Game review: We Are Chicago – a flawed snapshot of a troubled city
A dated world of almost ghastly character designs, dull voice acting, and bizarre gameplay mar an otherwise noble attempt at delicately tackling a city’s social issues without preaching
Culture Shock Games
If you believe what some pundits claim, gun crime is at an all-time high in America. Admittedly, small pockets of the country are facing high levels of violence and Chicago’s almost obscene 4,000-plus gun-related incidents last year shouldn’t be ignored.
And while it’s quite normal for movies or TV shows to tackle social issues, video games usually shy away from them, so it’s surprising to see the PC game We Are Chicago tackling the subject – or attempting to, at least.
We Are Chicago is ambitious, we’ll give it that. Living in a run-down neighbourhood in the city’s south side, Aaron Davis is your average, everyday underprivileged black kid: school problems, family problems, money problems, gang problems. The dialogue-based point-and-click gameplay is an obvious way to approach his world, but it’s not essential to the point of the game.
The point here is to educate more than interact, and through the contrast of the mundanity of a struggling existence and the acts of violence that threaten what should be a well-lived life, we’re given a measured glimpse of the trials facing these communities. Study hard, make money after school, look after your sister, and avoid friends that lead a life of crime.

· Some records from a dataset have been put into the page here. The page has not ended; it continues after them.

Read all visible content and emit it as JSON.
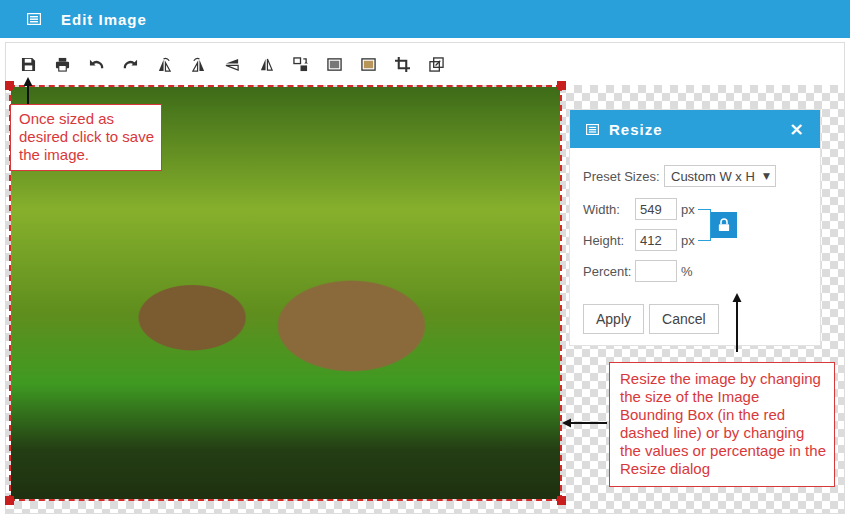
{
  "window": {
    "title": "Edit Image"
  },
  "resize_dialog": {
    "title": "Resize",
    "close": "×",
    "preset": {
      "label": "Preset Sizes:",
      "value": "Custom W x H",
      "arrow": "▼"
    },
    "fields": [
      {
        "label": "Width:",
        "value": "549",
        "unit": "px"
      },
      {
        "label": "Height:",
        "value": "412",
        "unit": "px"
      }
    ],
    "lock": {
      "locked": true
    },
    "percent": {
      "label": "Percent:",
      "value": "",
      "unit": "%"
    },
    "buttons": [
      "Apply",
      "Cancel"
    ]
  },
  "callouts": [
    {
      "text": "Once sized as desired click to save the image."
    },
    {
      "text": "Resize the image by changing the size of the Image Bounding Box (in the red dashed line) or by changing the values or percentage in the Resize dialog"
    }
  ]
}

It’s jarring, and the appropriately named developer Culture Shock Games has done an impressive job of delicately tackling the world without resorting to preaching or heavy-handedness. It’s just too bad that when it comes to the game itself, the entire reason for Chicago’s existence in this medium, it fails miserably.
Character designs are almost horrendous, with bland faces, weak animation and awful lip-synching. Voice acting is dull and reserved, never fully embracing the passion of its quite good writing. The world we are sent through looks strangely dated, as if screenshots from late-1990s games were all they had to reference. And the gameplay itself is bizarre, especially given how simple it should be, and it becomes an overly ambitious attempt to creatively display dialogue choices, while never giving us the time needed to thoughtfully consider our options.
Nothing in Chicago works as a game, which is a shame since its subject matter is only rarely if ever tackled within the medium. But as it stands, it still succeeds as a fascinating project of perspective: an interactive piece of art that allows us to experience life under different circumstances. In that, We Are Chicago is worth playing.